Otro punto básico es el institucional. Las instituciones juegan en sociedad, el mismo papel que las virtudes en la vida personal. Estas abren luz, enriquecen interiormente, dan consistencia y, por tanto, fiabilidad, junto a facilitar la rapidez de acción. Pero todo eso ha de surgir y cristalizar en y desde lo dado y la vida: no puede ser un esquema elaborado por un grupo de «expertos». Familia, municipio, magisterio, regiones, etc. son la clave. Y las instituciones —como las virtudes— son varias, pero funcionan con perfección solo en la armonía entre ellas, para la cual piensa Mella que, tanto la Iglesia Católica como la monarquía, juegan un papel relevante. Como decía el maestro Álvaro d’Ors, la república es la forma política de una sociedad de individuos; la monarquía, de familias. Un tema interesante, aunque imposible de tratar aquí.

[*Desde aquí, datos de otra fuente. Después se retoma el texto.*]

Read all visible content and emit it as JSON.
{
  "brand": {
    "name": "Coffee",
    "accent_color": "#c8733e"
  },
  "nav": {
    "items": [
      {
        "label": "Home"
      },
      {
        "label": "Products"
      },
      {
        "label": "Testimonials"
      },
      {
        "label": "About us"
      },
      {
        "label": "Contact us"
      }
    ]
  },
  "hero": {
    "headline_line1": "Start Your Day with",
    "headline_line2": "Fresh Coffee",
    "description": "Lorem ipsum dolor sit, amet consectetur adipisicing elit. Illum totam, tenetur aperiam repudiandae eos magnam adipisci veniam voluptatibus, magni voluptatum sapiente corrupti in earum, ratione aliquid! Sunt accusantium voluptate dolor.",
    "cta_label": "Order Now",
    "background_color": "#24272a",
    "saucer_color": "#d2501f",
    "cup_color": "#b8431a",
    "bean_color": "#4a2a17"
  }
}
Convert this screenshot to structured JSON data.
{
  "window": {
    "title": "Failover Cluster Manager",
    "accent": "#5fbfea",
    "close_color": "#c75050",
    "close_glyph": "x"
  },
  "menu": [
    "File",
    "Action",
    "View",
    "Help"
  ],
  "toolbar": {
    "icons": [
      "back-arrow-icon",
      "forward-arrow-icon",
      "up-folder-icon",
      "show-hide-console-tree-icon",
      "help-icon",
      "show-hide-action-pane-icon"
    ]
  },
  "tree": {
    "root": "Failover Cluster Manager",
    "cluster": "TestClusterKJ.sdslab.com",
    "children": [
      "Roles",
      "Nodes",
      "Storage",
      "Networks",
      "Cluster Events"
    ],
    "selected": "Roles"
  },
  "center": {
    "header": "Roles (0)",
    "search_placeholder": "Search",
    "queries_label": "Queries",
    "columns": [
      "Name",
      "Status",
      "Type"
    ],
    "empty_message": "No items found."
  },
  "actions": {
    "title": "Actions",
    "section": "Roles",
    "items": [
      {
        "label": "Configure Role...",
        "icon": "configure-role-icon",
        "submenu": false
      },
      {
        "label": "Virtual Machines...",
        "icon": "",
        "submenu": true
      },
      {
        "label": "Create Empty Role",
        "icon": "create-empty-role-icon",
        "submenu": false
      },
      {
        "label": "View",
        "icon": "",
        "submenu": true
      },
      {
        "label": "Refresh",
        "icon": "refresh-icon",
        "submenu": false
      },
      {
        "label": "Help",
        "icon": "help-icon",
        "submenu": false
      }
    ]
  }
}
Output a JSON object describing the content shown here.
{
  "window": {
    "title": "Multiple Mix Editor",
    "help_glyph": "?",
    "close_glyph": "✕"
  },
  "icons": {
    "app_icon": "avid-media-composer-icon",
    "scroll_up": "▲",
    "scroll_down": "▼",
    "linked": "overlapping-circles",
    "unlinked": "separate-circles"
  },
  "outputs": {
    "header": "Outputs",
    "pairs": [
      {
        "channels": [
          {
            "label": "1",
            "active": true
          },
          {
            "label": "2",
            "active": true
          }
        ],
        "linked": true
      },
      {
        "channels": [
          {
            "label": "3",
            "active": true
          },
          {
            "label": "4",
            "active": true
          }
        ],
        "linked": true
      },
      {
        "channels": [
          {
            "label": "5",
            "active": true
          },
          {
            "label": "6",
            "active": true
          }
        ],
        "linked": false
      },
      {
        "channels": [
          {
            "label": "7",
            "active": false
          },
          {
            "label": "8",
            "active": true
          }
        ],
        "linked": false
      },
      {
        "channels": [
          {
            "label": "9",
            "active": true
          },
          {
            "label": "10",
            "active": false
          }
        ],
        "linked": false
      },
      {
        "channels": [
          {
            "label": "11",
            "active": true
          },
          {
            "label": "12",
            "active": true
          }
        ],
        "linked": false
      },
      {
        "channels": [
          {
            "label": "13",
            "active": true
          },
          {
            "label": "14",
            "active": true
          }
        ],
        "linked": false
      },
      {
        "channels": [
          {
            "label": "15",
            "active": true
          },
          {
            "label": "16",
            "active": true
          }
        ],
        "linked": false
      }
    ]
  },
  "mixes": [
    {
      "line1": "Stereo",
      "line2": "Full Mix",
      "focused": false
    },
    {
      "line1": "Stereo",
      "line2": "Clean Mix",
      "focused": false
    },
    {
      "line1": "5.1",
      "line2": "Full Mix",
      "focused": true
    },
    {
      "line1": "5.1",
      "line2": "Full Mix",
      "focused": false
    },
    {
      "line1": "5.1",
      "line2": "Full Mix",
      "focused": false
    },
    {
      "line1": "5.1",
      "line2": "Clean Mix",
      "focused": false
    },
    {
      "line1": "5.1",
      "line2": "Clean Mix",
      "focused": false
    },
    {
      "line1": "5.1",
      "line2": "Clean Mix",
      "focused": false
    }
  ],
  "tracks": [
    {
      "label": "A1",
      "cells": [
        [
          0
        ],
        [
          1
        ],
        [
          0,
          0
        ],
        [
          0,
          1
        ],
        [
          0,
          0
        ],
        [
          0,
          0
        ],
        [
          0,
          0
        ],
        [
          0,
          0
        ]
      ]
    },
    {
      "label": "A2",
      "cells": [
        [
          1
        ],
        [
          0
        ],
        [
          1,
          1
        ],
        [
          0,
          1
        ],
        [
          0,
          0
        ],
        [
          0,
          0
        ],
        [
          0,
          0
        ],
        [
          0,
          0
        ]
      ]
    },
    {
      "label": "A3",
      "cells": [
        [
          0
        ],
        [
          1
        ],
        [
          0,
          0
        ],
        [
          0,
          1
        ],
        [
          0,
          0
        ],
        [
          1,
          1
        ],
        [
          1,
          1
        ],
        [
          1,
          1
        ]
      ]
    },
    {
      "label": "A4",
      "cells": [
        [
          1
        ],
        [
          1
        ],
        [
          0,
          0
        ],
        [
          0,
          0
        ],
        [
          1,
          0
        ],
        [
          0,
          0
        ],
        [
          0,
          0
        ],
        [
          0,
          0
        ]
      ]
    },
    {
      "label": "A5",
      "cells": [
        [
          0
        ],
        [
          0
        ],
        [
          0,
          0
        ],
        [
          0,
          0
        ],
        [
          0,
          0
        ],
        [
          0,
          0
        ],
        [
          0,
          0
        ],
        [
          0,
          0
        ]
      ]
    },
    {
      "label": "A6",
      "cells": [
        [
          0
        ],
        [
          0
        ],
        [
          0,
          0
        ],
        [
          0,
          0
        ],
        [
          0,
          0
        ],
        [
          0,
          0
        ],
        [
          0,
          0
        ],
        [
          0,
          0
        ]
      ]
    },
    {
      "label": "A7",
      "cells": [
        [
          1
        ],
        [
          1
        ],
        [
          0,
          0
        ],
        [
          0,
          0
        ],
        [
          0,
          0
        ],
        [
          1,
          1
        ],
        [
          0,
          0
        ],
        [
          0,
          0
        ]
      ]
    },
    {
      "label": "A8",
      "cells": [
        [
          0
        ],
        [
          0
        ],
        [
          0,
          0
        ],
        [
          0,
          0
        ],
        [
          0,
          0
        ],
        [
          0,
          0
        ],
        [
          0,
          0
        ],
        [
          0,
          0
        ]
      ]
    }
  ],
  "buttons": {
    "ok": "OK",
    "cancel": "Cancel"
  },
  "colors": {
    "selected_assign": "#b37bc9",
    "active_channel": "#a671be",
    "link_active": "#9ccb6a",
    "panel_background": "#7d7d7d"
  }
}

Qué pide Mella: primero respetemos, pero luego potenciemos las instituciones legítimas que ya existen, y procuremos armonizarlas y ponerlas todas juntas al servicio de un bien común, que es común no solo porque busca el bien de todos, sino porque entiende que el respeto a la diversidad pertenece a ese bien. Se trata de una idea básica en su pensamiento, y de ahí su preocupación por los que han quedado en mala situación, «fuera de lugar social», «fuera de las instituciones». Lo cual no es socialismo, sino «sociedalismo»: no hay que protestar para luego engendrar un mero y pobre «colectivo social», sino que hay que generar —positivamente— sociedad. Por eso es un adelantado de la «Doctrina Social» de la Iglesia.
Fernanda Llergo ha tenido la inteligencia, la honradez y la valentía de escribir una obra muy seria, muy bien construida y escrita, sobre un autor que quizás estaba lejos de sus planteamientos. Si los
principios y las estructuras hoy vigentes en el mundo, sobre todo occidental, han pasado a ser objeto de fe —al convertir en religión el fundamento del sistema político—, ella se ha dado cuenta que es profundamente humano pensar la fe, tanto si tienes una profunda, como —y es lo que hoy sucede— si es tan superficial, tan aparente.
No hay orden político posible, ni buen gobierno, sin una cierta fe común y verdadera, sin el respeto a la Naturaleza y a lo mejor de la historia heredada, ni sin una articulación política que sea vital, y que, por ello, se construya de «abajo a arriba», y no desde despachos y lugares ocultos. Mella lo supo ver. Fernanda Llergo lo ha sabido redescubrir de modo brillante y por eso su libro no es solo un excelente trabajo historiográfico, sino una invitación a pensar en profundidad los fundamentos de la política y del gobierno.